Javier Carbone, Spain
Clinica Santa Elena Clinical ImmunologyPresenter of 2 Presentations
THE POTENTIAL ROLE OF LOW-DOSE PREDNISONE FOR THE THERAPY OF AUTOIMMUNE REPRODUCTIVE FAILURE
Abstract
Background and Aims
Recurrent reproductive failure includes repeated pregnancy loss or implantation failure. The only accepted immunological abnormality of recurrent pregnancy loss in international guidelines is the presence of antiphospholipid antibodies. There are no well-accepted immunological factors of repeated implantation failure. However distinct studies have demonstrated the potential role of other autoantibodies mainly among women with recurrent pregnancy loss. In this study we preliminary evaluated the efficacy and safety of low-dose prednisone in a small number of women with autoimmune reproductive failure.
Methods
In this study we defined autoimmune reproductive failure as a previous history of primary recurrent pregnancy loss (more than 3 pregnancy losses) or recurrent implantation failure in the presence of antinuclear or anti-thyroid antibodies with or without C3 or C4 hypocomplementemia. None of the patients disclosed full-blown SLE. After informed consent the women were treated with low-dose prednisone (10 mg/day) from the day of a positive pregnancy test to week 12 of pregnancy. A prospective follow-up was performed to assess efficacy and safety.
Results
4 out of 12 women with autoimmune reproductive failure were treated with low-dose prednisone. During follow-up none of these patients developed severe infections, diabetes, arterial hypertension or pre-eclampsia. All women delivered healthy newborns with normal APGAR scores. None of the infants were born prematurely.
Conclusions
Treating women who had antinuclear antibodies and recurrent reproductive failure with low-dose prednisone during the first 3 months of pregnancy was effective in promoting live birth in a small serie of cases. The role of this immuneguided therapy warrants evaluation in a clinical trial.

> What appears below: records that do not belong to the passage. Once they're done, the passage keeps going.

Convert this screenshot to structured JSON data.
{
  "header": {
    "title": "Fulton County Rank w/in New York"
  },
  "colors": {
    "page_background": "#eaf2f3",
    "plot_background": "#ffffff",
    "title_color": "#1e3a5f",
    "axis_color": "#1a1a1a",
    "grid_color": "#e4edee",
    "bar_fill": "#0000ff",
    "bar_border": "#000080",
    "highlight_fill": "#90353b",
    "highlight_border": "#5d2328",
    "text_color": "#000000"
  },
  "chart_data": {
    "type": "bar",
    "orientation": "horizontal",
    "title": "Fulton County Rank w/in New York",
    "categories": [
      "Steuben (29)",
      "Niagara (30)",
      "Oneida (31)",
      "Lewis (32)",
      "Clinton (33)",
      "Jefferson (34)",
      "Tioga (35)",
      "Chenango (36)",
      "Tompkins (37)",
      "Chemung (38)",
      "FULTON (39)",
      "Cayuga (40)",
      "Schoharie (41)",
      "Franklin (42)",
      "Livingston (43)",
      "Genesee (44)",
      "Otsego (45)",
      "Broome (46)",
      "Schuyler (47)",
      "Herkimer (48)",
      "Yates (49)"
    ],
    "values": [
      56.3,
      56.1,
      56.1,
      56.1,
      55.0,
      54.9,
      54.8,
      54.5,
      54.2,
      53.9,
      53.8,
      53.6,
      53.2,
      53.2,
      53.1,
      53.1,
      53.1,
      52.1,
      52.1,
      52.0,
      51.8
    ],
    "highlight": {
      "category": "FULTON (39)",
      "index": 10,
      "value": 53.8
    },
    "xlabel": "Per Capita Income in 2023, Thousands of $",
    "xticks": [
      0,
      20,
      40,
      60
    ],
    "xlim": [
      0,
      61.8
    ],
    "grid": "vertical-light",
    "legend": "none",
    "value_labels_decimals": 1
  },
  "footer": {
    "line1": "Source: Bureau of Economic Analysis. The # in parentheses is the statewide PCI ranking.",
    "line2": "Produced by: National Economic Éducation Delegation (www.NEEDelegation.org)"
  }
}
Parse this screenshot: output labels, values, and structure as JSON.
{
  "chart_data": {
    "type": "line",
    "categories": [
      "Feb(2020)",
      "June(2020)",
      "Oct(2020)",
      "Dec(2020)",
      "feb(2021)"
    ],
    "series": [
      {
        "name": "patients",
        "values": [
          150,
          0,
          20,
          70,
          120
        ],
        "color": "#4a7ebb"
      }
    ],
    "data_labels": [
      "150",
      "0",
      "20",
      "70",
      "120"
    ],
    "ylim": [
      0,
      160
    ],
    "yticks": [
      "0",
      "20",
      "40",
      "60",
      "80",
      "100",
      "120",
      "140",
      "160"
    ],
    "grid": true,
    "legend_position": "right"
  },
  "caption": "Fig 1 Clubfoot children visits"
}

EFFICACY AND SAFETY OF SUBCUTANEOUS TOCILIZUMAB FOR THYROID EYE DISEASE
Abstract
Background and Aims
Intravenous tocilizumab is a therapy for moderate-severe active thyroid eye disease. We decribe efficacy and safety of subcutaneous tocilizumab in a patient with thyroid eye disease.
Methods
A 41-year-old white, non smoker, woman disclosed a 3-year history of hyperthyroidism. Partial response of thyroid function after methimazole and carbimazole was observed. Bilateral eye changes developed including upper eyelid inflammation, limitation of extraocular motility with eye proptosis, with important impact in her quality of life. The CAS was 4 on a scale of 7. Laboratory tests revealed free T4 2.4 pmol/L, low thyroid-stiumulating hormone (0.01 mIU/L), high anti-TSH-receptor antibodies (26.8 IU/L) and high serum IL-6 levels (14.84 ng/L, n.v. 0.00-6.40). IL2-R levels (556 U/mL) and regulatory CD4+CD25+CD127+ percentages (2.2%) were normal. After discussing with the patient therapeutical options we decided administer subcutaneous tocilizumab 162 mg each 8-9 days for a total of 16 doses (8 mg/kg/month). Baseline safety evaluation (complete blood count, immunoglobulin, complement, lymphocyte subset levels, liver function testing and tuberculosis screening) was normal. Pneumococcal vaccine was administered.
Results
After the first four doses of subcutaneous tocilizumab a significant improvement of thyroid eye disease with reduction of proptosis, eye symptoms and extraocular motility was observed. Infusions were were tolerated. No adverse reactions were observed. Laboratory tests revealed low thyroid-stimulating hormone (<0.01 mIU/L), a decrease of anti-TSH-receptor antibodies (from 26.8 to 9 IU/L and normal liver function tests.
Conclusions
Subcutaneous tocilizumab was efficacious and safe in a patient with thyroid eye disease. The potential role of this therapy should be evaluated in a clinical trial.